The first thing you notice while standing at the foot of Southwestern Pennsylvania’s second-largest landfills is that there’s not a garbage bag in sight. There are no piles of rubbish, no stacks of used tires, not even a plastic grocery bag blowing around. And then it hits you.

There’s no smell either.

If you didn’t know in advance that this spot in the City of Washington was the place where nearly every bit of nonrecyclable trash picked up from nearly every community in a 20 mile radius was buried, you would assume it was simply a large hill, a mountain of dirt, really, a few hundred feet high. It could pass for a construction site, or some kind of mining operation.

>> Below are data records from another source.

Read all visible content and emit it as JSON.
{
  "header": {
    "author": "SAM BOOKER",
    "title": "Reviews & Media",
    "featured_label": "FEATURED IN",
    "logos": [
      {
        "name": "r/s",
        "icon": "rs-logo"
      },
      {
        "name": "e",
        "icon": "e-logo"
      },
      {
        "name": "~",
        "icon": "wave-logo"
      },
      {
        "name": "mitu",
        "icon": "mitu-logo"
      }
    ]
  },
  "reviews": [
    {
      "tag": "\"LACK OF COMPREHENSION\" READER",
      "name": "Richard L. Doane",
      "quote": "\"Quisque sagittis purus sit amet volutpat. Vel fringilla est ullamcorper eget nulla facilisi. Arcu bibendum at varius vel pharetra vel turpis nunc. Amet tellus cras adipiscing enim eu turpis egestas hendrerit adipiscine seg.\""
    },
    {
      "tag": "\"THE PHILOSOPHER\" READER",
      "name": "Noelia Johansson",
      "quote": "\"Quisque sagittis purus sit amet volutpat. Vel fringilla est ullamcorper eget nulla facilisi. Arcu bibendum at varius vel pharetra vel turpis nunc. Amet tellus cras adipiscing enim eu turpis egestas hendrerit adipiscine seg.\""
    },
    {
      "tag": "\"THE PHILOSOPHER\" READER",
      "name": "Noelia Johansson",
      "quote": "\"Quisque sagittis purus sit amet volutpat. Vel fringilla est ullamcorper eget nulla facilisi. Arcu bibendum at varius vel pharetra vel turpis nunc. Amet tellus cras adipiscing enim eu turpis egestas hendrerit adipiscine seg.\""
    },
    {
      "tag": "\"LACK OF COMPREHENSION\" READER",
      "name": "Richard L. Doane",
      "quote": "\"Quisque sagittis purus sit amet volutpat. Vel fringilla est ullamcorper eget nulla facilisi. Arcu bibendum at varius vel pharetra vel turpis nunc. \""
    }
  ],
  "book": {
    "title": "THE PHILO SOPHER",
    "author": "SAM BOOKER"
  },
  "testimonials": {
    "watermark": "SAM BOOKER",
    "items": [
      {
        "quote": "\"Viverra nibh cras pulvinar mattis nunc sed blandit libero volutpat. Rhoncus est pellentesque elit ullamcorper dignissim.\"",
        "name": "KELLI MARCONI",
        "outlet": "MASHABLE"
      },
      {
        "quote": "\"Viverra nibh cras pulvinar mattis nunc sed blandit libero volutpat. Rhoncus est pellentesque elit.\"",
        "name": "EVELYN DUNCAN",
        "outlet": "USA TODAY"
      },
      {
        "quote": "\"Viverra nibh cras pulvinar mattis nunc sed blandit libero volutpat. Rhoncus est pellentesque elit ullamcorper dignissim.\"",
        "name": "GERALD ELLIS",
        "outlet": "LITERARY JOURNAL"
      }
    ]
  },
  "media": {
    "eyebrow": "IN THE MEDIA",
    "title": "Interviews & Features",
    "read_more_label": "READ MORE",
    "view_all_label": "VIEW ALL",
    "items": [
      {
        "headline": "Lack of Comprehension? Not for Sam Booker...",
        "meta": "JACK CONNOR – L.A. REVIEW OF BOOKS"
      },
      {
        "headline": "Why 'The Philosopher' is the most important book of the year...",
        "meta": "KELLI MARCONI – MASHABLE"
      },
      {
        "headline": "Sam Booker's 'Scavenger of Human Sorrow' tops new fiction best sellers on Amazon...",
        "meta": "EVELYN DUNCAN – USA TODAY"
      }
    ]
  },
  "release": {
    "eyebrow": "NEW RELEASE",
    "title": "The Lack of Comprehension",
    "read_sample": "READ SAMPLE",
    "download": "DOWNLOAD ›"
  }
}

But underneath that dirt, buried away from sight and smell, is the trash that you and your neighbors, and your parents and their neighbors, and maybe even your grandparents and their neighbors, have disposed of during the past 100 years. The landfill is just off Route 18, not far from the Washington city limits. It is owned by Waste Management, the refuse company that serves Peters Township and countless other regional communities.

Rising out of the ground like a great earthen monolith, the landfill’s base is surrounded by low-lying buildings, parking lots, weigh-in stations, and even a future electrical power plant fueled by the landfill itself. In that sense, it’s fitting that the dirt mountain is at the physical center of Waste Management’s site, because in the trash business, picking up the garbage is only part of the battle.

“The Department of Environment Protection regulates all aspects of our operations and limits us to dumping 2,800 tons per day at this site,” says Jon Dufalla, operations manager of what’s known as the Arden landfill. “On average we do around 1,500 tons per day, but depending on the day it can fluctuate between 900 and 2,700.”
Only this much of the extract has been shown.